The Joe Nuxhall Memorial Honorary Star of the Game
Juan Francisco. Juen Juan juas brought in following Brandon Phillips' injury, he looked pretty awful in his first AB. Thankfully, he was left in for 3 more ABs, and he delivered. El Nino Destructor finished 2 for 4 with a double (that scored the tying run in the ninth), and a triple (which let him score the winning run in the 13th). Quite impressive play from the young 3B. Honorable mentions to Jay Bruce (3 for 5, HR, 2 RBI), Joey Votto (HR), Drew Stubbs (3 for 5, 2B, 3B, a great suicide squeeze to plate the winning run), and the indomitable Bronson Arroyo (8 IP, 4 ER, 6 K).
- Bronson Arroyo, Dusty Baker, and the Reds desperately wanted Bronson Arroyo to get to 200 IP. To do that on the road, the Reds had to be winning or tied going into the 9th, and the Reds wasted no time. Following a Brandon Phillips groundout, Drew Stubbs walked. Joey Votto hustled out what could have been a double play, and then Jay Bruce crushed a laser into the right field bleachers for his 32nd HR. Reds lead 2-0.
- I mentioned Bronson Arroyo was pitching...which, of course, means that no lead is safe, not even for half an inning. The Mets counterpunched in the bottom of the 1st, with David Wright knocking in Ruben Tejada, who had reached by HBP and moved to 2nd by a few productive outs. Don't know what productive outs are, RR readers? Maybe you should head to the Louisville Bats website...Rick Sweet will hammer their importance into your noggins. Reds lead, 2-1.
- Both Capuano and Arroyo settled down until the bottom of the 3rd, when Arroyo opted to throw a cheeseball to Jose Reyes, who promptly hit a big league chomp into the right field seats. Game tied, 2-2.
- If this sounds like a broken record, you're right...it does. Capuano stayed settled, and Arroyo pitched generally harmless until Reyes came around again in the bottom of the 5th. Bro-yo threw a lob-yo, and Re-yo hit another bomb-yo, this time into the second deck. I thought this was a pitcher's park...? Mets lead, 3-2.
- Noticing how awesome the Mets felt after watching their star hit homers, Joey Votto took it upon himself to reciprocate, but he opted for the much more manly opposite field version in the top of the 6th.

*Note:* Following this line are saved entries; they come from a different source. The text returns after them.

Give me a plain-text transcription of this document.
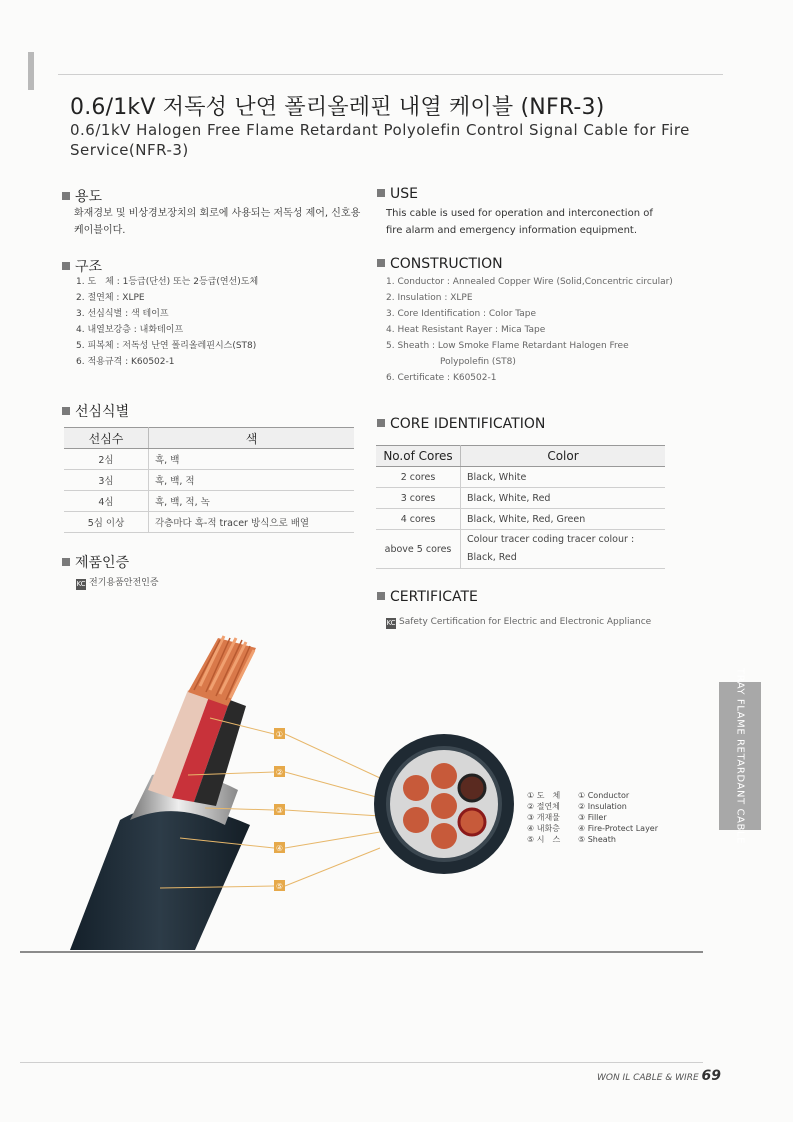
0.6/1kV 저독성 난연 폴리올레핀 내열 케이블 (NFR-3)
0.6/1kV Halogen Free Flame Retardant Polyolefin Control Signal Cable for Fire Service(NFR-3)
용도
화재경보 및 비상경보장치의 회로에 사용되는 저독성 제어, 신호용 케이블이다.
USE
This cable is used for operation and interconection of fire alarm and emergency information equipment.
구조
1. 도　체 : 1등급(단선) 또는 2등급(연선)도체
2. 절연체 : XLPE
3. 선심식별 : 색 테이프
4. 내열보강층 : 내화테이프
5. 피복체 : 저독성 난연 폴리올레핀시스(ST8)
6. 적용규격 : K60502-1
CONSTRUCTION
1. Conductor : Annealed Copper Wire (Solid,Concentric circular)
2. Insulation : XLPE
3. Core Identification : Color Tape
4. Heat Resistant Rayer : Mica Tape
5. Sheath : Low Smoke Flame Retardant Halogen Free
Polypolefin (ST8)
6. Certificate : K60502-1
선심식별
선심수	색
2심	흑, 백
3심	흑, 백, 적
4심	흑, 백, 적, 녹
5심 이상	각층마다 흑-적 tracer 방식으로 배열
CORE IDENTIFICATION
No.of Cores	Color
2 cores	Black, White
3 cores	Black, White, Red
4 cores	Black, White, Red, Green
above 5 cores	Colour tracer coding tracer colour : Black, Red
제품인증
KC 전기용품안전인증
CERTIFICATE
KC Safety Certification for Electric and Electronic Appliance
①
②
③
④
⑤
① 도　체
② 절연체
③ 개재물
④ 내화층
⑤ 시　스
① Conductor
② Insulation
③ Filler
④ Fire-Protect Layer
⑤ Sheath	TRAY FLAME RETARDANT CABLE
WON IL CABLE & WIRE 69
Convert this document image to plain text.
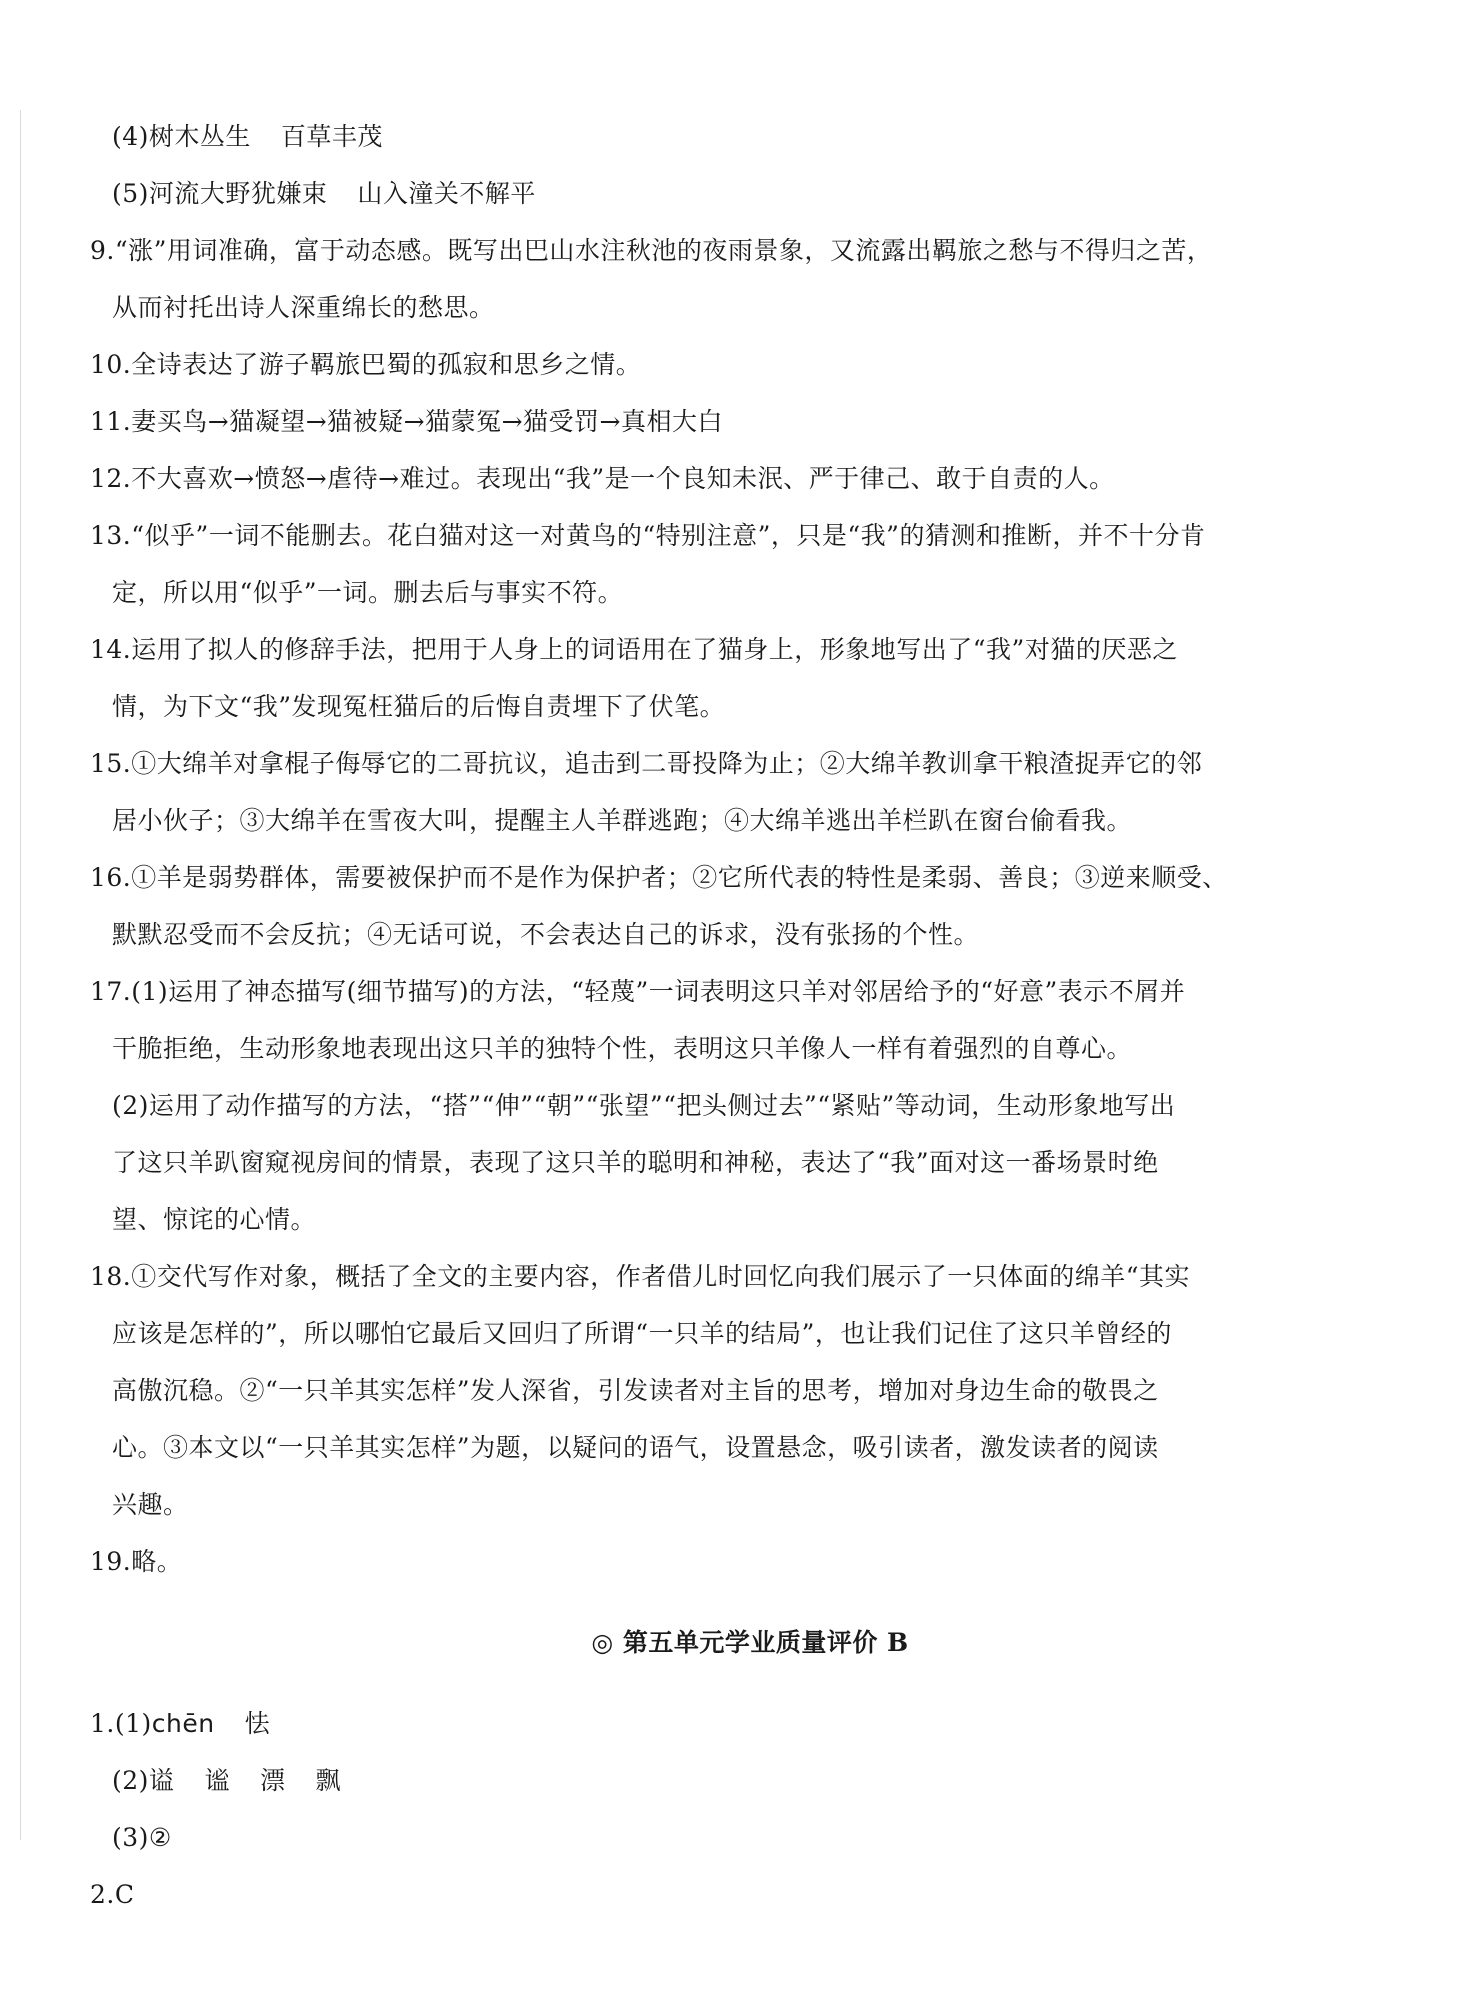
(4)树木丛生 百草丰茂
(5)河流大野犹嫌束 山入潼关不解平
9.“涨”用词准确，富于动态感。既写出巴山水注秋池的夜雨景象，又流露出羁旅之愁与不得归之苦，
从而衬托出诗人深重绵长的愁思。
10.全诗表达了游子羁旅巴蜀的孤寂和思乡之情。
11.妻买鸟→猫凝望→猫被疑→猫蒙冤→猫受罚→真相大白
12.不大喜欢→愤怒→虐待→难过。表现出“我”是一个良知未泯、严于律己、敢于自责的人。
13.“似乎”一词不能删去。花白猫对这一对黄鸟的“特别注意”，只是“我”的猜测和推断，并不十分肯
定，所以用“似乎”一词。删去后与事实不符。
14.运用了拟人的修辞手法，把用于人身上的词语用在了猫身上，形象地写出了“我”对猫的厌恶之
情，为下文“我”发现冤枉猫后的后悔自责埋下了伏笔。
15.①大绵羊对拿棍子侮辱它的二哥抗议，追击到二哥投降为止；②大绵羊教训拿干粮渣捉弄它的邻
居小伙子；③大绵羊在雪夜大叫，提醒主人羊群逃跑；④大绵羊逃出羊栏趴在窗台偷看我。
16.①羊是弱势群体，需要被保护而不是作为保护者；②它所代表的特性是柔弱、善良；③逆来顺受、
默默忍受而不会反抗；④无话可说，不会表达自己的诉求，没有张扬的个性。
17.(1)运用了神态描写(细节描写)的方法，“轻蔑”一词表明这只羊对邻居给予的“好意”表示不屑并
干脆拒绝，生动形象地表现出这只羊的独特个性，表明这只羊像人一样有着强烈的自尊心。
(2)运用了动作描写的方法，“搭”“伸”“朝”“张望”“把头侧过去”“紧贴”等动词，生动形象地写出
了这只羊趴窗窥视房间的情景，表现了这只羊的聪明和神秘，表达了“我”面对这一番场景时绝
望、惊诧的心情。
18.①交代写作对象，概括了全文的主要内容，作者借儿时回忆向我们展示了一只体面的绵羊“其实
应该是怎样的”，所以哪怕它最后又回归了所谓“一只羊的结局”，也让我们记住了这只羊曾经的
高傲沉稳。②“一只羊其实怎样”发人深省，引发读者对主旨的思考，增加对身边生命的敬畏之
心。③本文以“一只羊其实怎样”为题，以疑问的语气，设置悬念，吸引读者，激发读者的阅读
兴趣。
19.略。
◎ 第五单元学业质量评价 B
1.(1)chēn 怯
(2)谥 谧 漂 飘
(3)②
2.C
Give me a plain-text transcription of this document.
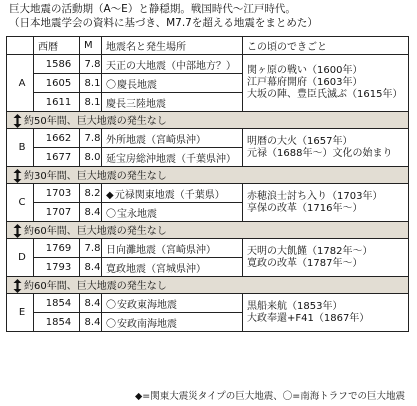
巨大地震の活動期（A〜E）と静穏期。戦国時代〜江戸時代。
（日本地震学会の資料に基づき、M7.7を超える地震をまとめた）
	西暦	M	地震名と発生場所	この頃のできごと
A	1586	7.8	天正の大地震（中部地方？）	関ヶ原の戦い（1600年）
江戸幕府開府（1603年）
大坂の陣、豊臣氏滅ぶ（1615年）

	1605	8.1	〇慶長地震	
	1611	8.1	慶長三陸地震	
約50年間、巨大地震の発生なし				
B	1662	7.8	外所地震（宮崎県沖）	明暦の大火（1657年）
元禄（1688年〜）文化の始まり

	1677	8.0	延宝房総沖地震（千葉県沖）	
約30年間、巨大地震の発生なし				
C	1703	8.2	◆元禄関東地震（千葉県）	赤穂浪士討ち入り（1703年）
享保の改革（1716年〜）

	1707	8.4	〇宝永地震	
約60年間、巨大地震の発生なし				
D	1769	7.8	日向灘地震（宮崎県沖）	天明の大飢饉（1782年〜）
寛政の改革（1787年〜）

	1793	8.4	寛政地震（宮城県沖）	
約60年間、巨大地震の発生なし				
E	1854	8.4	〇安政東海地震	黒船来航（1853年）
大政奉還+F41（1867年）

	1854	8.4	〇安政南海地震	
◆=関東大震災タイプの巨大地震、〇=南海トラフでの巨大地震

Following a meeting of large bodies and debatable minds, the umps decided (correctly) that Votto's Vottosmash cleared the wall in LF. Game tied, 3-3.
- Arroyo was clearly aware of how close he was the the all-time home run record, so he craftily allowed only a double off the wall to Nick Evans in the 6th. Josh Thole followed with a single to score Evans, and the Mets took the lead, 4-3.
- As the Reds reached the 9th inning with the score still tied, Dusty Baker faced decision time. Bronson Arroyo was at 199 IP for the season (seeking his 6th consecutive 200 IP season), but was also at 125 pitches and the game was tied. After Devin Mesoraco singled, Dusty (wisely) opted to pinch hit for Bronson, ending his chance at a 200 IP season but giving his team a chance to win. Edgar Renteria did the honors, singling to LF while 'creds fist-pumped and danced a jig. Juan Francisco proceeded to double to LF, scoring Dave Sappelt (who had pinch run for Mesoraco). Game tied, 4-4.
- Following several innings of shenanigans, bad baseball, and lackluster out-of-the-playoffs-before-they-began enthusiasm, the Reds struck in the 13th. Juan Francisco smoked one to Right-Center that went all the way to the wall, and hustled his way into a triple. Before the Mets knew what hit them, Drew Stubbs pulled a sac-squeeze, and Francisco scored. Reds lead, 5-4.
- I'm not sure I want to delve into the depths of how miserable CoCo looked in his attempt to close out the game. Just be glad that after throwing 22 pitches (and only 6 for strikes) he managed to turn a hard hit liner to 2B into a double play that ended the game. Reds win, 5-4.
- Bronson Arroyo, who had thrown for over 200 IP for 6 straight seasons, currently sits at a cool 199 IP. Here's to hoping he doesn't get a cameo relief appearance tomorrow.
- The Reds can get to 80 wins with a win tomorrow. I know, that doesn't mean a damn thing.
- Jay Bruce's 1st inning HR was his 100th career HR. He's struggled often this season, but he's still managed to hit 32 HR and keep his OPS over .815. Not fantastic, but solid.